Bolsonaro reconsidera viagem aos EUA e poderá receber homenagem no Texas

Aliados de Jair Bolsonaro estudam alternativas para que o presidente viaje aos EUA na próxima semana e receba o prêmio de Pessoa do Ano concedido pela Câmara de Comércio Brasil-EUA; neste fim de semana, o Itamaraty entrou em contato com interlocutores do Planalto em Nova York e Washington para saber sobre a viabilidade de mudar o evento para Dallas, no Texas

Bolsonaro reconsidera viagem aos EUA e poderá receber homenagem no Texas
Bolsonaro reconsidera viagem aos EUA e poderá receber homenagem no Texas

247 - Aliados de Jair Bolsonaro estudam alternativas para que o presidente viaje aos EUA na próxima semana e receba o prêmio de Pessoa do Ano concedido pela Câmara de Comércio Brasil-EUA. A informação é do Jornal Folha de S.Paulo. 

Neste fim de semana, o Itamaraty entrou em contato com interlocutores do Planalto em Nova York e Washington para saber sobre a viabilidade de mudar o evento para Dallas, no Texas.

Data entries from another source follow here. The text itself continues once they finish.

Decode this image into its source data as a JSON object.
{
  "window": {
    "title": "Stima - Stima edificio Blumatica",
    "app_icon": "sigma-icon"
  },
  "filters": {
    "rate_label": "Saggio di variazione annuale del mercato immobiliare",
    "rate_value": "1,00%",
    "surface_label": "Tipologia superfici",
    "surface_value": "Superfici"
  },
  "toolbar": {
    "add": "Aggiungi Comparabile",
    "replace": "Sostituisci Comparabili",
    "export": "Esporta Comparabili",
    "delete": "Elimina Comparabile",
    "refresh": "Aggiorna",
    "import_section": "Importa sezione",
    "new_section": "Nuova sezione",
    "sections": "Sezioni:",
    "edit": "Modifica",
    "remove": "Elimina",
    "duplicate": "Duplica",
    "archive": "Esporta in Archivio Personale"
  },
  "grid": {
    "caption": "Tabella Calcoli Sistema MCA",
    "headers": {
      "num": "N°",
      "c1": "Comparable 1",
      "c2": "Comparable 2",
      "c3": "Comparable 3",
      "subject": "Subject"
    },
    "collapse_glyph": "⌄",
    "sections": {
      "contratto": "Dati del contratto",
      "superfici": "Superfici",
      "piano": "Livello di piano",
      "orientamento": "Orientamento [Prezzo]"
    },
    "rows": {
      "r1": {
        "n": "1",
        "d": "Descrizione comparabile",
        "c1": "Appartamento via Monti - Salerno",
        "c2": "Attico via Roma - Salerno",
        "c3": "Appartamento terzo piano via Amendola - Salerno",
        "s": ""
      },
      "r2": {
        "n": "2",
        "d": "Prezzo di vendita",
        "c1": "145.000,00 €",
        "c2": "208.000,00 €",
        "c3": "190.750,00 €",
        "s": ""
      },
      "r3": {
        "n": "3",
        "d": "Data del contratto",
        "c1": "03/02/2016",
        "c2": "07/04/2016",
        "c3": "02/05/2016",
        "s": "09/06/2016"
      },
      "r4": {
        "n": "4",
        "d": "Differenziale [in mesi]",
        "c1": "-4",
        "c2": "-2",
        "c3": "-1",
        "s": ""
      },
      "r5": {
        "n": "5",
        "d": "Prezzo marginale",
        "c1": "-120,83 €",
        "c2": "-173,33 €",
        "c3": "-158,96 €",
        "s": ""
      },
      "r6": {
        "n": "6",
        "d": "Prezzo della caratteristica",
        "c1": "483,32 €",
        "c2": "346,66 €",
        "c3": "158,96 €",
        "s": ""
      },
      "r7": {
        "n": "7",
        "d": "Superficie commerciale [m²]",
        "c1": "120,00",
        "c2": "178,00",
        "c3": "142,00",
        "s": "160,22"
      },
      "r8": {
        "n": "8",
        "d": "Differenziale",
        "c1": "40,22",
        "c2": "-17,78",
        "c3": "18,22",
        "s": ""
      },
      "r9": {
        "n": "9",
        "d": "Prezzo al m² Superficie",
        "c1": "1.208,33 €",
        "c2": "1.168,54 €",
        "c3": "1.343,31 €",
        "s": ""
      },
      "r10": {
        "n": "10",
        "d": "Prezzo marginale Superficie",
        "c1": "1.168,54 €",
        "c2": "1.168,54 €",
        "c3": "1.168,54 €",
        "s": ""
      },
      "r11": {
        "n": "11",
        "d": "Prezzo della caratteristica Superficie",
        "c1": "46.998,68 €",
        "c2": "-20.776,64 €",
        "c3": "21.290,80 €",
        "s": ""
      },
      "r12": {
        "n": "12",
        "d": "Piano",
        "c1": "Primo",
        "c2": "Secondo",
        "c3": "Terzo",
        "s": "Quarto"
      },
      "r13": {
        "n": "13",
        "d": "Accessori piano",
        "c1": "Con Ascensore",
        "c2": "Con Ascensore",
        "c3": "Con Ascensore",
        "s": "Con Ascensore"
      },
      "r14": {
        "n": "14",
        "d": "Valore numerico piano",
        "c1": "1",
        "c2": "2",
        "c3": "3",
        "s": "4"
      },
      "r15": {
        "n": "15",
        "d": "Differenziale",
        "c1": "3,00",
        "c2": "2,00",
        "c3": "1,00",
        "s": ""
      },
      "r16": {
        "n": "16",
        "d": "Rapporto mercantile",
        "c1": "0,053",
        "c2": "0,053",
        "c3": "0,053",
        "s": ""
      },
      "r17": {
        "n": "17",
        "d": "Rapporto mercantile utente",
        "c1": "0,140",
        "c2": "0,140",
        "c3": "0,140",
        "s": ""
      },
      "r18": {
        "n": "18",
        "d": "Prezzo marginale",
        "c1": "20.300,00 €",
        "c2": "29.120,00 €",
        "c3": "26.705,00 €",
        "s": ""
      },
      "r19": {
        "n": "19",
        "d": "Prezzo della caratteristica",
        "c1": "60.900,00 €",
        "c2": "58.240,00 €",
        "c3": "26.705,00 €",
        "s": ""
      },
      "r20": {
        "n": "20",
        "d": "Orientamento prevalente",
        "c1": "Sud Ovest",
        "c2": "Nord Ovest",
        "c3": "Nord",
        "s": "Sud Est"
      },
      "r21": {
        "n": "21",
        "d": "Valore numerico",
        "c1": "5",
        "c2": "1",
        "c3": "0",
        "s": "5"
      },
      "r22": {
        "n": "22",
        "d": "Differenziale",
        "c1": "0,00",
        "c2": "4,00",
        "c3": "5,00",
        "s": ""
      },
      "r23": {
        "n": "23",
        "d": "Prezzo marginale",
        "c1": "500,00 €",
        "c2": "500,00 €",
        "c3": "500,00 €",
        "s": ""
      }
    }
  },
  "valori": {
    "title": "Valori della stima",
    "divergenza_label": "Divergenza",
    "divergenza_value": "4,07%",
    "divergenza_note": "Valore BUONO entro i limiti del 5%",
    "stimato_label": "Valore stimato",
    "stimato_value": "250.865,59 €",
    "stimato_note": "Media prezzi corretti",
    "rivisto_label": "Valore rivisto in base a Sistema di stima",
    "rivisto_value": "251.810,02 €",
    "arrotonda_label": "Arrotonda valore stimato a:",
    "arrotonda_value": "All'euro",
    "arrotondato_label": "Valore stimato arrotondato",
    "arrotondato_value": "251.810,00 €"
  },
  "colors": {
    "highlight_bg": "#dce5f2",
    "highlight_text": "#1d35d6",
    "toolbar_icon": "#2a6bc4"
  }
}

Na sexta-feira (3), após pressão de políticos e ativistas americanos, a Presidência anunciou por meio de nota que Bolsonaro não viajaria mais a Nova York para ser homenageado em um jantar de gala marcado para o dia 14 de maio, no hotel Marriott Maquis, na Times Square.

A decisão, porém, dividiu o governo. Enquanto há um grupo --formado principalmente por militares do primeiro escalão-- que defende que Bolsonaro não vá aos EUA, a ala ideológica, liderada pelo chanceler Ernesto Araújo, busca opções, como Dallas, para que o presidente não deixe de receber o prêmio. 

Há ainda quem defenda a ideia de que Bolsonaro deve manter a ida a Nova York e enfrente possíveis protestos contra ele que sejam feitos na cidade.

Neste domingo (5), o presidente disse a jornalistas: "vou aos EUA", ao ser questionado sobre polêmicas que envolveram o evento em sua homenagem, mas o Planalto não confirmou a viagem e não se posicionou oficialmente sobre o assunto até a manhã desta segunda (6).

O prefeito de Nova York, o democrata Bill de Blasio, foi um dos principais articuladores da pressão contra Bolsonaro. Após o anúncio da desistência do presidente em viajar aos EUA, Blasio chamou o brasileiro de "valentão" e disse que "seu ódio não é bem-vindo aqui".

"Bolsonaro aprendeu do jeito difícil que nova-iorquinos não fecham os olhos para a opressão. Nós expusemos sua intolerância. Ele correu. Não fiquei surpreso, valentões geralmente não aguentam um soco", escreveu Blasio no Twitter.

O prefeito de Dallas, Mike Rwalings, também é do Partido Democrata, mas o Estado do Texas é tradicionalmente conservador. Ted Cruz, senador republicano, já recebeu a visita de Eduardo Bolsonaro, filho do presidente e uma espécie de chanceler informal do governo.

O cancelamento irritou aliados do presidente nos EUA, que estavam convidados para uma série de compromissos com presença prevista de Bolsonaro e seus principais ministros.